Pour Noël, j’offre une raison d’être et des valeurs à ma marque
Multiplication des messages d’un côté, perte de confiance en (à peu près) tout ce qui existe de l’autre : pas de doute, la tendance de l’époque est au doute. Dans ce contexte, les marques qui marquent sont bien plus celles qui savent faire battre les cœurs que raisonner les têtes. Les entreprises se dotent donc de raisons d’être et de valeurs, un exercice délicat qui doit être assuré par des spécialistes.
L’Occident vit à l’ère du grand doute. Les religions et les pouvoirs politiques ne donnent plus de direction. Ce que racontent les médias n’est cru qu’à moitié. Tout est remis en cause au coin des bars ou sur le web par les conspirationnistes de tout niveau : « De toute façon, ils sont tous menteurs et nous sommes tous manipulés. » Dans cette absence de repères, la quête de sens devient un trend toujours plus fort. Les marques l’utilisent, et elles ont bien raison.
Une marque porteuse se construit désormais moins sur ce qu’elle fait, et plus sur pourquoi (sa raison d’être) et comment (ses valeurs) elle le fait. La marque s’adresse plus aux cœurs qu’aux têtes. Apple ne fabrique pas de la technologie, mais nous offre des instruments de liberté individuelle. Nike ne fabrique pas des chaussures de sport, mais nous offre l’occasion de nous surpasser.
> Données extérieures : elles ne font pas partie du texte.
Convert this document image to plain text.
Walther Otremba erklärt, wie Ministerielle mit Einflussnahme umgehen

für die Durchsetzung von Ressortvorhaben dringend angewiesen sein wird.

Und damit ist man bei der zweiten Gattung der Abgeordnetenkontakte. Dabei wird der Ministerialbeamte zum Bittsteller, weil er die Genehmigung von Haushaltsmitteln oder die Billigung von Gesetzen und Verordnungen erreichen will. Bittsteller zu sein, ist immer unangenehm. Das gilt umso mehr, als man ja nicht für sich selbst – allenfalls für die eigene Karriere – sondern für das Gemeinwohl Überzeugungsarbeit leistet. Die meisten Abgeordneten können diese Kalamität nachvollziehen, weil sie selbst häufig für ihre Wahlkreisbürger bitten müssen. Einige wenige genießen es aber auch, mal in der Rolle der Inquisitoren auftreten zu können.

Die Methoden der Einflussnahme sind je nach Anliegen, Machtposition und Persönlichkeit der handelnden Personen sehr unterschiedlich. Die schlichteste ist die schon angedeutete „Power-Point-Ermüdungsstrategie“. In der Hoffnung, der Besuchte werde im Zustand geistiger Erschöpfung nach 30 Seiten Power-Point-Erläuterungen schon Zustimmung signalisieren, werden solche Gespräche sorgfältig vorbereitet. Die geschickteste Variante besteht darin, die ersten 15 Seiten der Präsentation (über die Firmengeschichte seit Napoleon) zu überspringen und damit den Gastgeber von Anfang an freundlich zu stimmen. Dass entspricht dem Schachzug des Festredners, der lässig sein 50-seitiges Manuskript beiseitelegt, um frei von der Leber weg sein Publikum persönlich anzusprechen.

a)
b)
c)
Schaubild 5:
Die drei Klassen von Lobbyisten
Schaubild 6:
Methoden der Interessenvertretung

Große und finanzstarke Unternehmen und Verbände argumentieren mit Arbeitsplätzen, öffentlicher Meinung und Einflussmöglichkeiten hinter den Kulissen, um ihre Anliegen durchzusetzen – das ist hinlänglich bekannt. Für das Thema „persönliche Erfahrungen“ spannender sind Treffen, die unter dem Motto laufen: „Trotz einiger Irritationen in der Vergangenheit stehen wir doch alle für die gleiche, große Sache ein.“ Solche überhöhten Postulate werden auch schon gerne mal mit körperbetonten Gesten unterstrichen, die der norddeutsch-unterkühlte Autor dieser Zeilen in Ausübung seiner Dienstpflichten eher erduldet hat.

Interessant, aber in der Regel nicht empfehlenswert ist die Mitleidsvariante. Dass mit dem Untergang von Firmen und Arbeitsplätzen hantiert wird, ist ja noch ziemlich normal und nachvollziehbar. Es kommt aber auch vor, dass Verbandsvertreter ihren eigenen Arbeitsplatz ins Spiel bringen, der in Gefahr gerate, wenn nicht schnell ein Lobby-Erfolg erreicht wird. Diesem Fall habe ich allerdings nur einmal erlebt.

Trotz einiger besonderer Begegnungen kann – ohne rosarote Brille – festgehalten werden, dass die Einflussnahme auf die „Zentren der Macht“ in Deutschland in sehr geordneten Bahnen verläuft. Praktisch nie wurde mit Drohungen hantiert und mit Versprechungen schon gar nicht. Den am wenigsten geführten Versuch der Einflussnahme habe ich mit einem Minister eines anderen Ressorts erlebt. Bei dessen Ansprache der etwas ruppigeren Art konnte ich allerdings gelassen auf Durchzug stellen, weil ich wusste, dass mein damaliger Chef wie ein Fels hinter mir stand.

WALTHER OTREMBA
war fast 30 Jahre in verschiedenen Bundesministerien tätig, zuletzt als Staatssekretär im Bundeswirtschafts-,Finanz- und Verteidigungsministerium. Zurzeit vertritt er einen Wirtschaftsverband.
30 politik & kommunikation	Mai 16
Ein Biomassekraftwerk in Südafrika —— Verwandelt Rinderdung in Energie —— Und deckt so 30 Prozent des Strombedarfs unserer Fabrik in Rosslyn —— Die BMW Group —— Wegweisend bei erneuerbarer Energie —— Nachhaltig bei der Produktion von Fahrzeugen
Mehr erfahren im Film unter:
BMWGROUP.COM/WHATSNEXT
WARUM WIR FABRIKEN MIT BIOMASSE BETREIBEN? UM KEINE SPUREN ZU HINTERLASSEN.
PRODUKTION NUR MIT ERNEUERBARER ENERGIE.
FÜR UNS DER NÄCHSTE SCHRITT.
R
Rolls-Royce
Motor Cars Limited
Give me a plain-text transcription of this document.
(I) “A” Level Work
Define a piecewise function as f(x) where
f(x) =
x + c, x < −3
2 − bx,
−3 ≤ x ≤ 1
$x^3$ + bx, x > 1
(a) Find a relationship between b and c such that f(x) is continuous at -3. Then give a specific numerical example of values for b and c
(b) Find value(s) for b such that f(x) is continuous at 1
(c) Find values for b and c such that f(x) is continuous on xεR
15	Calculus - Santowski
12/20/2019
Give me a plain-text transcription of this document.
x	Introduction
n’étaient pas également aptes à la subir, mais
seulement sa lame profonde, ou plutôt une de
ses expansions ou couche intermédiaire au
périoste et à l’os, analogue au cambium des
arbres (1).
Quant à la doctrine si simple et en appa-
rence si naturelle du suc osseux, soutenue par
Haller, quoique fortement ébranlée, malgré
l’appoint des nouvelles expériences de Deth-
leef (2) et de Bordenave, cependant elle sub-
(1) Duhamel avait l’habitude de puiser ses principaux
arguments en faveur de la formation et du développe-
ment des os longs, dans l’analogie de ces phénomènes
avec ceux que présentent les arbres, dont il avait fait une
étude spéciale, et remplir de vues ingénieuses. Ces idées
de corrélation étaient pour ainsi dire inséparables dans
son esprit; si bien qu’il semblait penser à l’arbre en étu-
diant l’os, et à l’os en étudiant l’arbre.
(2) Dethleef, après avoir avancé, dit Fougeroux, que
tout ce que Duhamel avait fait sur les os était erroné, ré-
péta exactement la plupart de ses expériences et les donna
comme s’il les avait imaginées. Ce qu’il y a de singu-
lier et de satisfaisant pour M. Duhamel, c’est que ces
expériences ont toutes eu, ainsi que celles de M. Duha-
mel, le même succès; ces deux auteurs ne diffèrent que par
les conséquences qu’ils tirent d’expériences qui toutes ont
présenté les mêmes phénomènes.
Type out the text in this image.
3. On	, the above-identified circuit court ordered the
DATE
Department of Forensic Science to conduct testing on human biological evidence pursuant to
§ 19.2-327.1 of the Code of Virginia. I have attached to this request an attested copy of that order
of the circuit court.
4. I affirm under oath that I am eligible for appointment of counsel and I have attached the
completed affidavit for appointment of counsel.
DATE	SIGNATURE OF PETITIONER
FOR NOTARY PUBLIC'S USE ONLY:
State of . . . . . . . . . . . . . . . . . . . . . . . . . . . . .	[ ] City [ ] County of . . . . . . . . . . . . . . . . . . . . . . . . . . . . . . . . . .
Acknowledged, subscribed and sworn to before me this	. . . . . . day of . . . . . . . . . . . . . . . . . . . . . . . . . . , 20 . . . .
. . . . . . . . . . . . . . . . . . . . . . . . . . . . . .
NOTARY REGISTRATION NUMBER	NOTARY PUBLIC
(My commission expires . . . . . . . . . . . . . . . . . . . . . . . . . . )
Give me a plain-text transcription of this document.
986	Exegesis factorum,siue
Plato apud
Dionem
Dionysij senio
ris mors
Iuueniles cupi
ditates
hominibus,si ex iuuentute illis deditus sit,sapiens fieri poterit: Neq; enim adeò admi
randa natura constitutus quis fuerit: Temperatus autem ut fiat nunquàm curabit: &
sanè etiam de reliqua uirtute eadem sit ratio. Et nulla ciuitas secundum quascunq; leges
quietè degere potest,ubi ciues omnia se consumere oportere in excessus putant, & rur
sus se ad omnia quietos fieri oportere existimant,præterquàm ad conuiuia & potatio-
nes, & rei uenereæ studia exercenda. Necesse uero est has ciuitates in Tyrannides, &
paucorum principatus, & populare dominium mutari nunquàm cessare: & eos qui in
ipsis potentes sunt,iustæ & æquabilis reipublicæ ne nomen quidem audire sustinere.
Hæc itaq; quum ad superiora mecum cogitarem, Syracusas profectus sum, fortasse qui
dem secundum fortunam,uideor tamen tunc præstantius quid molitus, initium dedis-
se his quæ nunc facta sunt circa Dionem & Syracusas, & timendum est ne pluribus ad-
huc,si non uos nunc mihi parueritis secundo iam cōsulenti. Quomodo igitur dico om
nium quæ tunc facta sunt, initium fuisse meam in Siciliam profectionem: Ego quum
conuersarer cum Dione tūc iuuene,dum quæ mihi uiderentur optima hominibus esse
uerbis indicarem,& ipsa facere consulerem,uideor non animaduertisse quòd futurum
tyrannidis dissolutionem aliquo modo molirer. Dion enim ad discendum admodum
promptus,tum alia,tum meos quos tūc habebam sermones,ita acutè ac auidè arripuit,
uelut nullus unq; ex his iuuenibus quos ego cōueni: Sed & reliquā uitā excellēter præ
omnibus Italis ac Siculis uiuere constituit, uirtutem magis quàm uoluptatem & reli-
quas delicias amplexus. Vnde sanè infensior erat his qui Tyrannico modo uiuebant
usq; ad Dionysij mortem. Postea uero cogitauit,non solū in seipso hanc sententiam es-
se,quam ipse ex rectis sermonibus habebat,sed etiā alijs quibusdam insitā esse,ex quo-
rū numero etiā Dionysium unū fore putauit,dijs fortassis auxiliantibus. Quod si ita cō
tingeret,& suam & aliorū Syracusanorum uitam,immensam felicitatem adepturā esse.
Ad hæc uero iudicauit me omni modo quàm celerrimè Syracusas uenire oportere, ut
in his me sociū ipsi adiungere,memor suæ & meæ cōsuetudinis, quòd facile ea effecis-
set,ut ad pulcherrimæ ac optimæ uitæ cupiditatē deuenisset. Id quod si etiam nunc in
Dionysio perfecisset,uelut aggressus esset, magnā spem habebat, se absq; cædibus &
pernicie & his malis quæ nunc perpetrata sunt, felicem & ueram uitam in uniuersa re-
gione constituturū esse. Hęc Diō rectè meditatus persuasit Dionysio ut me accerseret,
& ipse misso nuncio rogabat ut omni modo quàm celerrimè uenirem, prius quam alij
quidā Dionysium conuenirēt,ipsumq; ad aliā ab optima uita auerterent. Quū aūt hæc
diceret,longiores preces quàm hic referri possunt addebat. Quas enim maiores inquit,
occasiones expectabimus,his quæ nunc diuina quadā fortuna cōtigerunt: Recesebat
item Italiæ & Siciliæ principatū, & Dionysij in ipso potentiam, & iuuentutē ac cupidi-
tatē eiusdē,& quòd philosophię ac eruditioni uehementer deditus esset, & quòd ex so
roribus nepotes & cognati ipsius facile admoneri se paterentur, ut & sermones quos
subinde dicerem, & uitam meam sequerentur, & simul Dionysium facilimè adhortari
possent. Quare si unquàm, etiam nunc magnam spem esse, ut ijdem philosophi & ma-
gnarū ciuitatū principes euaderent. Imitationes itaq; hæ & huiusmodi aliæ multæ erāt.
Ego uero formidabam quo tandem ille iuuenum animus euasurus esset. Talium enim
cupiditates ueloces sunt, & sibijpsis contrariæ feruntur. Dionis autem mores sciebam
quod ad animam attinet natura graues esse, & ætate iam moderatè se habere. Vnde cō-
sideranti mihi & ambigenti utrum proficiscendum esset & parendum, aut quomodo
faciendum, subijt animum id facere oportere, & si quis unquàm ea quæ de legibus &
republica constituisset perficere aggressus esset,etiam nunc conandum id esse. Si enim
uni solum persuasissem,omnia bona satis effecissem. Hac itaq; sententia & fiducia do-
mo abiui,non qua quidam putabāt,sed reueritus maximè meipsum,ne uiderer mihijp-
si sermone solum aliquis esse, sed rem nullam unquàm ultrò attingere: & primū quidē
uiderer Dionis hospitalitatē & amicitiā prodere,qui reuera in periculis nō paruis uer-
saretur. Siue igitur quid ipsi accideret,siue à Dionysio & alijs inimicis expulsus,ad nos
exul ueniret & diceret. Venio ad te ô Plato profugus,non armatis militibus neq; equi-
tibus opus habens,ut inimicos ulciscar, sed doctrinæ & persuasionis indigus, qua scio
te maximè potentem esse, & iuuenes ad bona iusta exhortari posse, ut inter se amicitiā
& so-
Une marque à conviction dégage une image plus nette et forte. Elle suscite un attachement plus émotionnel de ses publics et de ses collaborateurs. Alors, oui, toute marque devrait se doter d’une raison d’être et de valeurs. Mais l’exercice n’est ni anodin ni facile, il demande de l’expérience.
Bien choisir ces piliers identitaires doit permettre de se différencier (y compris par rapport à une marque aux produits et au positionnement identique). Il s’agit aussi d’être authentique. Improviser une raison, exprimer des valeurs qui ne cadrent pas avec l’image de marque existante ou avec ceux qui portent la marque dans le public conduit au dérapage.
Malheureusement, la quête de sens des entreprises s’arrête souvent à la formulation de la raison d’être et des valeurs. Celles-ci restent, désincarnées, sur un poster à la cafétéria ou dans un brand book. Elles sont pourtant, comme le nom de la marque, des piliers de l’identité et devraient donc être communiquées par des exemples, du storytelling, des expériences vécues – tout ce qui leur donnera de la chair. Les collaborateurs peuvent alors saisir leur importance, comprendre ce que cela implique, au quotidien, de les incarner et les exprimer. Et se les approprier.
Aussi intense qu’elle soit à l’interne, cette communication se fera subtile à l’externe. Encore plus que la raison d’être, les valeurs seront suggérées par une expérience de marque bien maîtrisée : il faut que les publics les attribuent d’eux-mêmes. Clamer frontalement des valeurs de marque (certains le font sur leur homepage ou leurs brochures corporate) équivaut en effet à se présenter à quelqu’un en lui lançant d’emblée « Bonsoir, je suis fort et intelligent » ! Un manque de tact et de réserve qui provoquera, au mieux, l’incrédulité et le rire et, au pire, le rejet.
La faute ultime, bien sûr, reste de contredire sa raison d’être et ses valeurs. Cela s’observe régulièrement : une marque de haute technologie au site web dépassé ; une marque de proximité traitant ses clients avec distance; une hotline qui ne répond pas ; un vendeur qui médit de sa propre entreprise ; ou enfin une marque rebaptisée Beyond Petroleum qui noie le golfe du Mexique sous une marée noire. Autant de coups à l’image de marque qu’il est toujours difficile d’effacer ensuite des esprits.
Contredire sa raison d’être ou ses valeurs est en effet une trahison. Et rien n’est plus efficace pour torpiller une belle relation qu’un sentiment de trahison ! La marque devient au passage une cible facile pour les bloggers, les associations de consommateurs, les journalistes, les humoristes – bref, pour tous les égratigneurs de marque…
En suscitant de la contradiction, la marque prise en faute replonge dans le brouhaha bruyant qui nous entoure. Elle ne porte plus de sens, ne nous aide plus à nous repérer, à nous affirmer. Dès lors, pourquoi s’attacher à elle ?
A l’inverse, un « discours droit au cœur », tenu avec cohérence, est la meilleure assurance-vie d’une marque. Il lui permet même de changer tout le reste (identité visuelle, positionnement, secteur, publics…) sans perdre sa crédibilité. De la même manière qu’une personne peut sortir indemne des situations les plus rocambolesques si elle a su rester, malgré tout, fidèle à elle-même. Une excellente raison de « mettre du cœur » dans sa marque en 2015.